A discussão continuou por mais um tempo, e no fim ficou decidido que Paula seguiria para Portugal, enquanto que Fábio ficaria com Miguel e Josh, para o que desse e viesse.

- Bom dia! Como passou a noite? – perguntou Josh.

- Bem. Obrigada. E o senhor? – respondeu Matilda desconfiada.

Matilda olhou-o. Sentado na cadeira, muito direito, tinha um ar profissional, não fosse a roupa desportiva que envergava. Tentou avaliá-lo.

Os seus olhos castanhos, redondos e grandes, ocupavam-lhe quase todo o rosto dando-lhe um ar meigo. O cabelo, também castanho, muito escuro, estava cortado curto num corte moderno, quase que diria ocidental, daqueles que os metrossexuais tanto gostam de usar. A boca era pequena e fina, bem desenhada, e nas faces, um pouco angulares, adivinhavam-se uns bocados de barba, aqui e ali, mal semeados.

De corpo, não parecia ser muito alto, pelo menos assim sentado.

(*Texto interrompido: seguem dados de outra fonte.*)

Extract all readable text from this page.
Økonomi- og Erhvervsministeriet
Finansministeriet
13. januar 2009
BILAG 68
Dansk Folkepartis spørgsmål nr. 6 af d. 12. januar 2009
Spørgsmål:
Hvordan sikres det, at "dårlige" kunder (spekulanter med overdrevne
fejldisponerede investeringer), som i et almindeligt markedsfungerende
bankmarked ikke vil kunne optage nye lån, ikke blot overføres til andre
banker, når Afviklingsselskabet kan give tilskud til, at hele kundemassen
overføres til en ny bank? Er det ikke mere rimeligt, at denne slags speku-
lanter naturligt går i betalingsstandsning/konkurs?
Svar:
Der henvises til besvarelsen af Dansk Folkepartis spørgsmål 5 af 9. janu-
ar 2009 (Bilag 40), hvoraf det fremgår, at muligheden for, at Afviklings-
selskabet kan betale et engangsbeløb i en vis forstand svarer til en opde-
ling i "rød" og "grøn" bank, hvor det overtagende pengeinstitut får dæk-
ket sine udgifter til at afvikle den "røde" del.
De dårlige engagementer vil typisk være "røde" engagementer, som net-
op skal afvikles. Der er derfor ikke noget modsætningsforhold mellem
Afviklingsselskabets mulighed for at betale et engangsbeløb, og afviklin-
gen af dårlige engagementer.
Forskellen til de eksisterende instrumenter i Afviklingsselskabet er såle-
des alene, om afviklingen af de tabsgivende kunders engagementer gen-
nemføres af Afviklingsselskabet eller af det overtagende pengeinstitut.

Tinha por baixo do polo branco, uns braços que mostravam uns músculos que acompanhavam os do peito bem definidos.

Como seriam as pernas?- deu consigo a pensar.

- Pode tratar-me por Josh. – Sorriu. - Como o seu irmão lhe explicou, sou um psicólogo e vou ter consigo três sessões para poder avaliá-la e emitir o relatório comprovativo do seu distúrbio e assim apelarmos à sua libertação.

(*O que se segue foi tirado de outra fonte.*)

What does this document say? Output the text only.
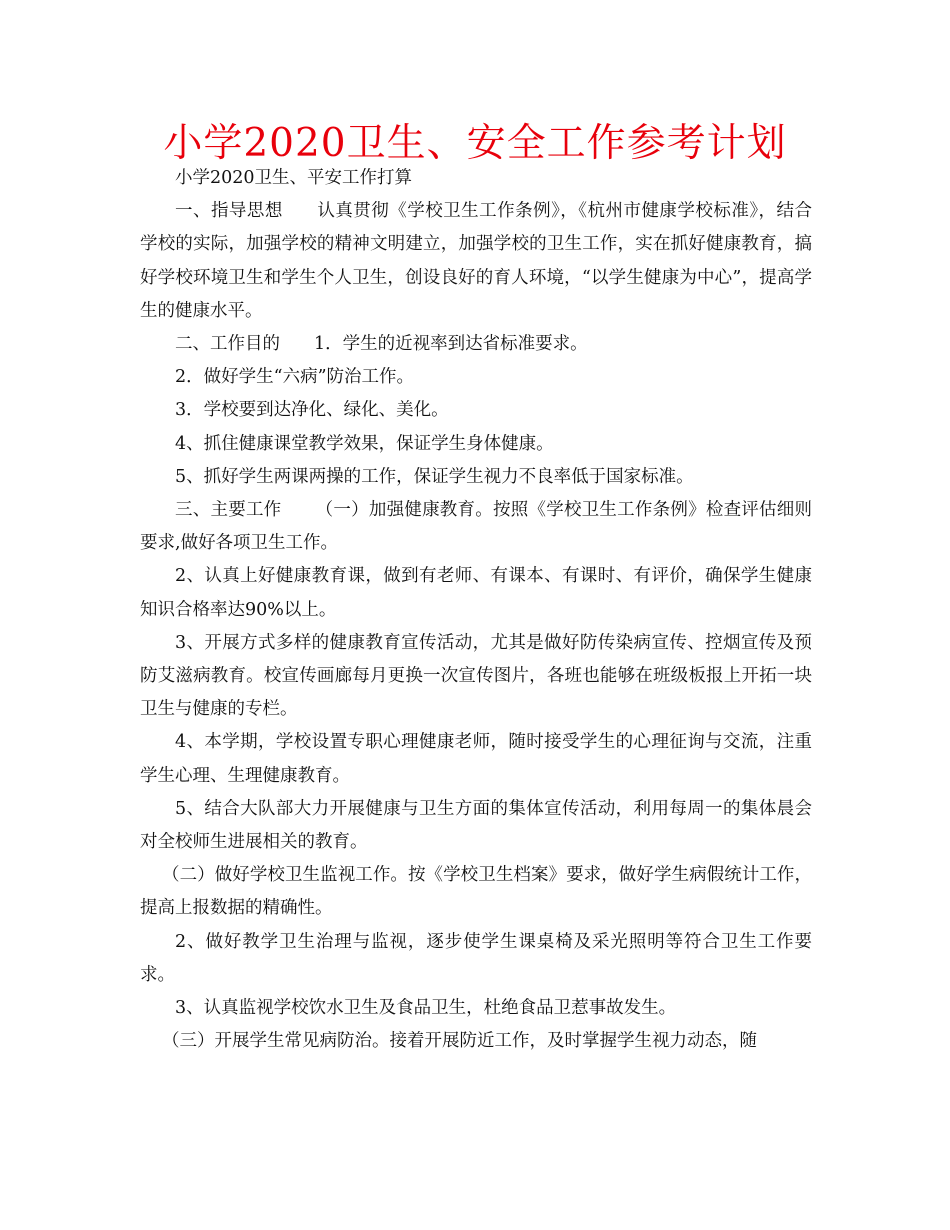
小学2020卫生、安全工作参考计划

小学2020卫生、平安工作打算

一、指导思想 认真贯彻《学校卫生工作条例》，《杭州市健康学校标准》，结合学校的实际，加强学校的精神文明建立，加强学校的卫生工作，实在抓好健康教育，搞好学校环境卫生和学生个人卫生，创设良好的育人环境，“以学生健康为中心”，提高学生的健康水平。

二、工作目的 1．学生的近视率到达省标准要求。

2．做好学生“六病”防治工作。

3．学校要到达净化、绿化、美化。

4、抓住健康课堂教学效果，保证学生身体健康。

5、抓好学生两课两操的工作，保证学生视力不良率低于国家标准。

三、主要工作 （一）加强健康教育。按照《学校卫生工作条例》检查评估细则要求,做好各项卫生工作。

2、认真上好健康教育课，做到有老师、有课本、有课时、有评价，确保学生健康知识合格率达90%以上。

3、开展方式多样的健康教育宣传活动，尤其是做好防传染病宣传、控烟宣传及预防艾滋病教育。校宣传画廊每月更换一次宣传图片，各班也能够在班级板报上开拓一块卫生与健康的专栏。

4、本学期，学校设置专职心理健康老师，随时接受学生的心理征询与交流，注重学生心理、生理健康教育。

5、结合大队部大力开展健康与卫生方面的集体宣传活动，利用每周一的集体晨会对全校师生进展相关的教育。

（二）做好学校卫生监视工作。按《学校卫生档案》要求，做好学生病假统计工作，提高上报数据的精确性。

2、做好教学卫生治理与监视，逐步使学生课桌椅及采光照明等符合卫生工作要求。

3、认真监视学校饮水卫生及食品卫生，杜绝食品卫惹事故发生。

（三）开展学生常见病防治。接着开展防近工作，及时掌握学生视力动态，随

- Mas que distúrbio? Eu não sou cleptomaníaca, e não roubei porra nenhuma. – Tratarem-na como doente tirava-a do sério.

- Eu sei que não. Acredito que não. Mas perante as provas, falsas ou não temos de nos defender. E neste caso, a melhor defesa é essa. Além do mais, o seu irmão contou-me acerca das…como hei-de dizer? Acerca das suas partidas nas lojas do vosso bairro.

Matilda ao ouvir isto, engoliu em seco e ficou vermelha. Miguel, maldito sejas! – praguejou intimamente.

- Mas foram precisamente isso. Partidas! – argumentou.

- Claro que sim. – concordou Josh. – Mas ao que sei, começaram após a morte dos seus pais, certo?

Matilda ficou mais vermelha, se mais vermelha fosse possível ficar, e trincou a língua para não dizer em voz alta, o que lhe ia na alma e no pensamento.

- É perfeitamente natural. – continuou ele. – Não é a primeira, nem será a última pessoa a reagir assim após um acontecimento dessa natureza. – Sorriu. Os olhos castanhos amendoados refletiam uma empatia que lhe tocou direitinho no coração. Ela sorriu de volta, mas não comentou.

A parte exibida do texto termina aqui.